The education of children must always be somewhat painful for a parent: it does them out of job. And for conservatives, this invitation for children to think for themselves will always be a virus. It will always feel like “indoctrination.” It will always be some establishment conspiracy arrayed against them.
That’s why I don’t think conservatives, at least some of them, will ever stop trying to burn down public education. Sometimes they even admit it: “I hope to see the day when, as in the early days of our country, we don’t have public schools,” Jerry Falwell said in 1979, though he denied it when confronted with the quote. “The churches will have taken them over again, and Christians will be running them.”
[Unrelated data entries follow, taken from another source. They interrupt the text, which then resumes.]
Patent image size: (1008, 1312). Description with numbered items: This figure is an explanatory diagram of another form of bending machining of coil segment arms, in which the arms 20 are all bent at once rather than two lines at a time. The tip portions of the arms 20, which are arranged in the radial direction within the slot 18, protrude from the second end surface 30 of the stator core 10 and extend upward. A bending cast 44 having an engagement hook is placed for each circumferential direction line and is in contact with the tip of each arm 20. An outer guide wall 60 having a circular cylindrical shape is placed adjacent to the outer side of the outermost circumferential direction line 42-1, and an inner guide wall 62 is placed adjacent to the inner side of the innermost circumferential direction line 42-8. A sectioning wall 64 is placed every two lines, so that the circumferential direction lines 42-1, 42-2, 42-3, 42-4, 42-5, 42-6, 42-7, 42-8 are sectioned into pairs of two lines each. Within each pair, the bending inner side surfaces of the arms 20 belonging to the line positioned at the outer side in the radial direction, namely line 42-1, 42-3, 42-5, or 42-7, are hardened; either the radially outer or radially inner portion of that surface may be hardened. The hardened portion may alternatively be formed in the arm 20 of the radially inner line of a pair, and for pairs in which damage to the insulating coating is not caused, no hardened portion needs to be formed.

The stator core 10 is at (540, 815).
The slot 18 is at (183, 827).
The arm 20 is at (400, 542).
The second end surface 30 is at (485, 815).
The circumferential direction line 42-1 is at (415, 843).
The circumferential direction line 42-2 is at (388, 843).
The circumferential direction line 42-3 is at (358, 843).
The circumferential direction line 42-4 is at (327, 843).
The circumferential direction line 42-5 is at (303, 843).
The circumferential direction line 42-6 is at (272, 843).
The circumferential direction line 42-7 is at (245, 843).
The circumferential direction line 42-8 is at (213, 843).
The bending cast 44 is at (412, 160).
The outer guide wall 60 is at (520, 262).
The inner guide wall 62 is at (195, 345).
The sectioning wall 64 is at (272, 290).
There is only one way to answer this attitude—an answer that can never be negotiated away: Assert with pride that the purpose of public education in our republic is to make us free, self-determining individuals. For some of us, that process will send us running far from our natal villages, never to return. That’s just life. That’s the real world. Although for some people, it will draw them closer to the world we came from than they’d imagined possible. It may even graduate them as conservatives. Conservatives should welcome the risk—for an identity that is freely chosen will always be stronger than one that’s produced under compulsion. And once they savor this sort of freedom for themselves, perhaps they’ll be less histrionic about granting it to others in turn.
Rick Perlstein is a historian and author of Reaganland: America’s Right Turn, 1976-1980.